Nordic Council: No plans to stop using “the Nordic model”

08.01.15 | News
Höskuldur Þórhallsson
Photographer
Magnus Fröderberg/norden.org
Very surprising and difficult in practice. This is how the President of the Nordic Council described the decision of the Swedish Court of Patent Appeals to grant Sweden’s Social Democrats the exclusive right to the brand “the Nordic model”.

“The Court of Patent Appeal’s ruling is very surprising. Official Nordic co-operation has been using the term ‘the Nordic model’ in a variety of contexts for decades now, irrespective of the political majority representing the government or parliament,” explains the President of the Nordic Council, Höskuldur Þórhallsson (Progressive, Nordic Council Centre Group).

“With this in mind, the Nordic Council reiterates that the Nordic model belongs to everyone in the Region and that this ruling will not affect our use of the term,” Þórhallsson stresses.

In April 2014 the Presidium of the Nordic Council decided to appeal the Swedish Patent and Registration Office’s (PRV) rejection of the first objection lodged by official Nordic co-operation in the case.

The Presidium noted in its appeal that “the term ‘the Nordic model’ is general Nordic intellectual property and cannot be regarded as exclusively Swedish or belonging to a particular political group. It is part of the cultural and political heritage of the entire Region and its people.”

The President also points out the fundamental and practical absurdity of legally protecting a term already used in a much broader context that within a single country or party-political context.
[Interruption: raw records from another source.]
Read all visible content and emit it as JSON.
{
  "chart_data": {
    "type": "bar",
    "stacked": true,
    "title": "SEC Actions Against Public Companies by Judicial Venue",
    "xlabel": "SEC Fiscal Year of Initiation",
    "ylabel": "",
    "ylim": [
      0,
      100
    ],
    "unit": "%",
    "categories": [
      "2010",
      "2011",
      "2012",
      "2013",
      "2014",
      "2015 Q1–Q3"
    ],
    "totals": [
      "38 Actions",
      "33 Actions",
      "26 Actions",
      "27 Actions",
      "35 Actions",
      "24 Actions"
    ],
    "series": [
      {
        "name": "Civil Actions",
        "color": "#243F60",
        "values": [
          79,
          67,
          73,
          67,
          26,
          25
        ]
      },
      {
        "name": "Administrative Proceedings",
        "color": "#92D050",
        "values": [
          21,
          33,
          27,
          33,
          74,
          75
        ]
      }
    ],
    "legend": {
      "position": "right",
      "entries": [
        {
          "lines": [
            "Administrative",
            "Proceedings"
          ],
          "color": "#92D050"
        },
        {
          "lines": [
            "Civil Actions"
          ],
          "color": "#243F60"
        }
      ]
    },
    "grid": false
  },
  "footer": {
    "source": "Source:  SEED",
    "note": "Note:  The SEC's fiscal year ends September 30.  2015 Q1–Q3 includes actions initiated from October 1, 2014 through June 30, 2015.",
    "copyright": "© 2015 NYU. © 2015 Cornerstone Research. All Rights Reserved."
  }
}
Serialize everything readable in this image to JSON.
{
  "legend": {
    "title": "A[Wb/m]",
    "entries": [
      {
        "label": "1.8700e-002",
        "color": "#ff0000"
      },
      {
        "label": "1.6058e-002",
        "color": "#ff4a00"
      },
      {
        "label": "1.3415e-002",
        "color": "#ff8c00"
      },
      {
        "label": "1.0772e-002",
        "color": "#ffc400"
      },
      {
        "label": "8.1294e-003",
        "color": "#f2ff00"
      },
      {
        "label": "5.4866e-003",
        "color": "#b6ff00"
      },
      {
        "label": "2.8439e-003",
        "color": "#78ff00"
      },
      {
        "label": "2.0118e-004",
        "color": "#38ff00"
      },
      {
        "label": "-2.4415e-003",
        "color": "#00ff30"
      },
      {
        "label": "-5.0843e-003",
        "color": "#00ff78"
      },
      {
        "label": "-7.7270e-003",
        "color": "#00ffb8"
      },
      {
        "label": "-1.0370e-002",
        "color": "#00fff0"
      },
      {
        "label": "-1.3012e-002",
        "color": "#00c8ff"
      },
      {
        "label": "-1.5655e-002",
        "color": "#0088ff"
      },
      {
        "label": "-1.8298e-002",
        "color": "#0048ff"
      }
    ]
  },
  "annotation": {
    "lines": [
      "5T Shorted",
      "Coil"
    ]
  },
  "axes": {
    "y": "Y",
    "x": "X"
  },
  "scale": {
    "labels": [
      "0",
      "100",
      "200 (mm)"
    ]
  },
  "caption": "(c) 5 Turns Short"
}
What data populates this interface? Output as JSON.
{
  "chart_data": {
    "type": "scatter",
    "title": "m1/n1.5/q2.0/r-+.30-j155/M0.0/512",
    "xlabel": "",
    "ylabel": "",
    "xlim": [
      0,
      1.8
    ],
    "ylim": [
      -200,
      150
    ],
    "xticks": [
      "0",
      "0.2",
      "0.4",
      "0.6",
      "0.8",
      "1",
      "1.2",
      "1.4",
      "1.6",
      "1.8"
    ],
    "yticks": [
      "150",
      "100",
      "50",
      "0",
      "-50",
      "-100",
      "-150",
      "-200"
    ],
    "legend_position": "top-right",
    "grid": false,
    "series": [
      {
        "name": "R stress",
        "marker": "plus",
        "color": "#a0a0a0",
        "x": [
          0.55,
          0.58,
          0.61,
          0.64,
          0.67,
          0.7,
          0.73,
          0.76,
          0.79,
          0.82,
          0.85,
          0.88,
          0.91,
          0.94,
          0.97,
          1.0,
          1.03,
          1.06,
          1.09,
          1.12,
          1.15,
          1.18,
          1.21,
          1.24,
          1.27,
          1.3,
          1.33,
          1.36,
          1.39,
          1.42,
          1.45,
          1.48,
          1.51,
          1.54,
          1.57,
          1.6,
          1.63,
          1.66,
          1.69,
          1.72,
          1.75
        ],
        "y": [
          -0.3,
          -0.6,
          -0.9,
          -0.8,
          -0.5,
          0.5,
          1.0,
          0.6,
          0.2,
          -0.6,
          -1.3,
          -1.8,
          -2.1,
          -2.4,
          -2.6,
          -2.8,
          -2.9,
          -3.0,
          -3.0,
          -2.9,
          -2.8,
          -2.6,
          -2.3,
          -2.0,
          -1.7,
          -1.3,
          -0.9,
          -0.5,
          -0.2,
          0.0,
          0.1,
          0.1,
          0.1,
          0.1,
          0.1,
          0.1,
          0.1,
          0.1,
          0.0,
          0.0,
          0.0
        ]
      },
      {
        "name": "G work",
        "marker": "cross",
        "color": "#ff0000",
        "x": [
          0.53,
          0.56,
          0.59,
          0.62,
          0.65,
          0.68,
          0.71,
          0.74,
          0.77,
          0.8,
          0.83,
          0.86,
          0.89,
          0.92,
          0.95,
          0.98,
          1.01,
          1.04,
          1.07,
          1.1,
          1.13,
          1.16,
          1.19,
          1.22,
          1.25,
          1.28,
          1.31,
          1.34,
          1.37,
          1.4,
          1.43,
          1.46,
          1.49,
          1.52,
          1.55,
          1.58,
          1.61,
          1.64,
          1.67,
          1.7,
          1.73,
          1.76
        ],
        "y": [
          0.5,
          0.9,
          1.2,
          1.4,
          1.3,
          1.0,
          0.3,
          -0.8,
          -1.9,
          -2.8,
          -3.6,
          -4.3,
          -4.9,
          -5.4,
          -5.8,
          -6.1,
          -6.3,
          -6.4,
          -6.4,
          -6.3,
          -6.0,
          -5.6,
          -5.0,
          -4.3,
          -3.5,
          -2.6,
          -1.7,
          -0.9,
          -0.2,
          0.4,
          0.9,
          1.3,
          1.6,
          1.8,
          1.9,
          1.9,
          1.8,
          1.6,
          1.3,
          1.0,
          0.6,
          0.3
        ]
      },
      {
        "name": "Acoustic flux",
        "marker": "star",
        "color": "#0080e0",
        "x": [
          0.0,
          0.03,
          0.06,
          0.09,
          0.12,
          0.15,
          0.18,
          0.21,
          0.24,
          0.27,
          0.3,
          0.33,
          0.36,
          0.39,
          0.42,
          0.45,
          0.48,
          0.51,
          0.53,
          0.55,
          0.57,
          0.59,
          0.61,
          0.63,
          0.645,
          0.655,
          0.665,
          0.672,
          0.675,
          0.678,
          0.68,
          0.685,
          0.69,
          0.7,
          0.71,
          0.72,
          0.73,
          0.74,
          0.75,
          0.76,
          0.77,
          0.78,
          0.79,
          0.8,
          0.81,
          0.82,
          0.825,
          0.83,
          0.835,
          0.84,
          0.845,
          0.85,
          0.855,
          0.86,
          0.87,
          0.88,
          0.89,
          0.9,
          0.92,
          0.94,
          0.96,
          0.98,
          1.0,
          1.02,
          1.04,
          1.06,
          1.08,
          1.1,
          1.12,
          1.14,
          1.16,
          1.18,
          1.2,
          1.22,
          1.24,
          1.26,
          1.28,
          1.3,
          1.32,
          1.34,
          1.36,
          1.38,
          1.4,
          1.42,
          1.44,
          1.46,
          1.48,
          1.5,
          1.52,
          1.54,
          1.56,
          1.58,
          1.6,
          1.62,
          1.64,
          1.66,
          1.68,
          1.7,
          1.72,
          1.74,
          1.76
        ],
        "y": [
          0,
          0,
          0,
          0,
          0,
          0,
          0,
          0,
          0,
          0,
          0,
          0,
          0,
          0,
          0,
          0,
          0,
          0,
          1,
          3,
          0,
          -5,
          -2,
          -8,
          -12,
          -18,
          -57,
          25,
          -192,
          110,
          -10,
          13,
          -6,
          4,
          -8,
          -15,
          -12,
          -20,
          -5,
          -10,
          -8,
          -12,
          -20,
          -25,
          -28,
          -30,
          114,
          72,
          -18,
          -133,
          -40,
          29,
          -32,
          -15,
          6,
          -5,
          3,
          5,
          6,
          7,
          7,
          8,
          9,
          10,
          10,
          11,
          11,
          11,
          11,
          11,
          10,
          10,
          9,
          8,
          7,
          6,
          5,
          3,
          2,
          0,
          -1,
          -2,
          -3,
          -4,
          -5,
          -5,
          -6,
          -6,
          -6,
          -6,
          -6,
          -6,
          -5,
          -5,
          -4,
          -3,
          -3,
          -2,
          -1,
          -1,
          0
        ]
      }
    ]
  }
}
“The Nordic model is a term that several countries identify with and use regularly. Just within the scope of official Nordic co-operation, a whole range of annual publications feature the term,” he stresses. 

The Nordic Council is the official inter-parliamentary body of the Nordic Region. It was founded in 1952 and usually holds two sessions a year, at which MPs from the Nordic countries and autonomous territories discuss and debate topical political issues affecting Nordic co-operation.